There's a bit of an uproar in California over an arrangement between the for-profit Kaplan University and the California Community College Chancellor's Office that makes it possible for students locked out of community college courses to enroll in a Kaplan course at a reduced rate. The arrangement stems from the overcrowding and under-resourcing of the California community college system, which is nothing less than under siege. Of course, it also stems from a completely sensible desire of Kaplan to expand its reach and enrollment. The California State Legislature, by failing to adequately support its community colleges, created that opportunity. Kaplan is doing exactly what we'd expect any educator to do--responding to student demand. We denigrate that action only because it will also result in profits. Let's at least be honest about that.
To me the really distasteful part of the backlash against Kaplan comes from those who are outraged that an agreement was reached to ensure the transferability of credits--an arrangement in which faculty were not consulted.

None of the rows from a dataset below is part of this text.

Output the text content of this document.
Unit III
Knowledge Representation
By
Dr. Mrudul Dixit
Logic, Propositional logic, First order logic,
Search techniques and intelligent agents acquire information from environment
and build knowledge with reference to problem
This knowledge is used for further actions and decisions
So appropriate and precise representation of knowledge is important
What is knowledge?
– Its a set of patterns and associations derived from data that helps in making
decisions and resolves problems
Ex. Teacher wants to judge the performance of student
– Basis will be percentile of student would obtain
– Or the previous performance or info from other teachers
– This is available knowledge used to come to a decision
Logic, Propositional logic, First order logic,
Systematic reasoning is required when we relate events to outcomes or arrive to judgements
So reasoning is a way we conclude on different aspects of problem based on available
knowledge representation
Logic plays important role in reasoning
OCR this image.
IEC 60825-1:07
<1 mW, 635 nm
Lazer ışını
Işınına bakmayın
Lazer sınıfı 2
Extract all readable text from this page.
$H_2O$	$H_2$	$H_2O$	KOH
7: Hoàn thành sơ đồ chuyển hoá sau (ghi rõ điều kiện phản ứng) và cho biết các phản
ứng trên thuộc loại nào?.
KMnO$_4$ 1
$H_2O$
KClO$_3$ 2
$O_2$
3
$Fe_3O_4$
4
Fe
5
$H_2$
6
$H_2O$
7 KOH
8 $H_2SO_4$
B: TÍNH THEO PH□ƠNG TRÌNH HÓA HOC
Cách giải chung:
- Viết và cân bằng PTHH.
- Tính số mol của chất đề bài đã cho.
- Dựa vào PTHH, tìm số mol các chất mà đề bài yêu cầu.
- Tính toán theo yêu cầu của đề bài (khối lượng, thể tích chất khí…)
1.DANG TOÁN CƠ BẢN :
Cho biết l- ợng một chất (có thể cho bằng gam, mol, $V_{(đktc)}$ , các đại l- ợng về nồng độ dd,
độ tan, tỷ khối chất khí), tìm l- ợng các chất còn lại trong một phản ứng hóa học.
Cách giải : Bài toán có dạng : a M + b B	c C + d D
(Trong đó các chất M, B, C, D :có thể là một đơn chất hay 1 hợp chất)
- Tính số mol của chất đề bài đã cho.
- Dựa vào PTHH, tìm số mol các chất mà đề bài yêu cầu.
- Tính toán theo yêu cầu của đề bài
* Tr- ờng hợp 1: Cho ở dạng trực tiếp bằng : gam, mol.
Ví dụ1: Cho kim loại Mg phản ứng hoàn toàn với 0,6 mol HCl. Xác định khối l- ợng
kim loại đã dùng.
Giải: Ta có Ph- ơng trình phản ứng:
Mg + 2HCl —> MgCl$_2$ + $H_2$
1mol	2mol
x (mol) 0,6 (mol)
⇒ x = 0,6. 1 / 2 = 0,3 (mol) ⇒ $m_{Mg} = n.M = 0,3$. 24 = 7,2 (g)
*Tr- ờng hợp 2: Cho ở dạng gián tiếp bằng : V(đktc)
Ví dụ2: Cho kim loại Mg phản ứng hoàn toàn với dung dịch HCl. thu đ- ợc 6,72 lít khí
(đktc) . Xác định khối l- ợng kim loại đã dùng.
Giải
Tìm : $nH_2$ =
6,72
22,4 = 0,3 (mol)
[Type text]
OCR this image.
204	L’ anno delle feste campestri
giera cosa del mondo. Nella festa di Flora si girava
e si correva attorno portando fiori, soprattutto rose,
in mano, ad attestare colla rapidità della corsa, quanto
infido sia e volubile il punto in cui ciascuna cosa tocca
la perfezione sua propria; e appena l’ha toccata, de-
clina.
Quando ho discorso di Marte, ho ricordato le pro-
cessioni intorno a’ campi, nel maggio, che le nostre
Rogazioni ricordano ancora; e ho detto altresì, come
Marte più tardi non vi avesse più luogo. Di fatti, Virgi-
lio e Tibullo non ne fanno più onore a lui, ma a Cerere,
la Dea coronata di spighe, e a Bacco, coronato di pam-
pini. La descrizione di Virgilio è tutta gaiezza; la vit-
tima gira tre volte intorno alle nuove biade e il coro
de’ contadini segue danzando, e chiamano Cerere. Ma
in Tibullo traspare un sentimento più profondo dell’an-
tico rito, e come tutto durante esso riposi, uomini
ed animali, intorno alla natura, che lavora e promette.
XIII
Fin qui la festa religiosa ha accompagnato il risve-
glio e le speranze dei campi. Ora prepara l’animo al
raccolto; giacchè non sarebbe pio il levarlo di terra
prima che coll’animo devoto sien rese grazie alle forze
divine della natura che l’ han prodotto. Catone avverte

Faculty members are used to being consulted on which courses they will and will not accept. Professors like to sign off on what courses can count to "replace" theirs--seemingly because they want to ensure educational quality, but let's face it, it's also because it helps to protect their jobs. The more courses deemed transferrable, the more it will become clear that the current system is inefficient--if many courses equate with each other, why have so many different people in different places teaching them?
But undergraduate education isn't meant to serve faculty; it's meant to serve students. This is something people seem to ready to forget. The president of the Academic Senate of the California Community Colleges was quite straightforward about her priorities when she told a reporter, "I'm hard pressed to see where we could...make this favorable to faculty." Huh? Since when is ensuring the continuation of a degree, and the portability of credits, meant to be about helping the faculty?
I get it--this move opens the door to a lot of scary possibilities. One is that Kaplan and other for-profits will fulfill a need and let the Legislature off the hook in future funding of state higher education. The degree to which we treat that as negative should be at least partly informed by empirical evidence on how California's community college students fare at Kaplan. Kaplan is to be commended for providing the data to allow a study on that topic to take place, and Scott Lay, president of the Community College League of California is a smart guy to recognize that as a real opportunity. Make that commitment a real one, and assess the outcomes of the arrangement. Then we'll have something more solid with which to pass judgment: evidence on how this affects students.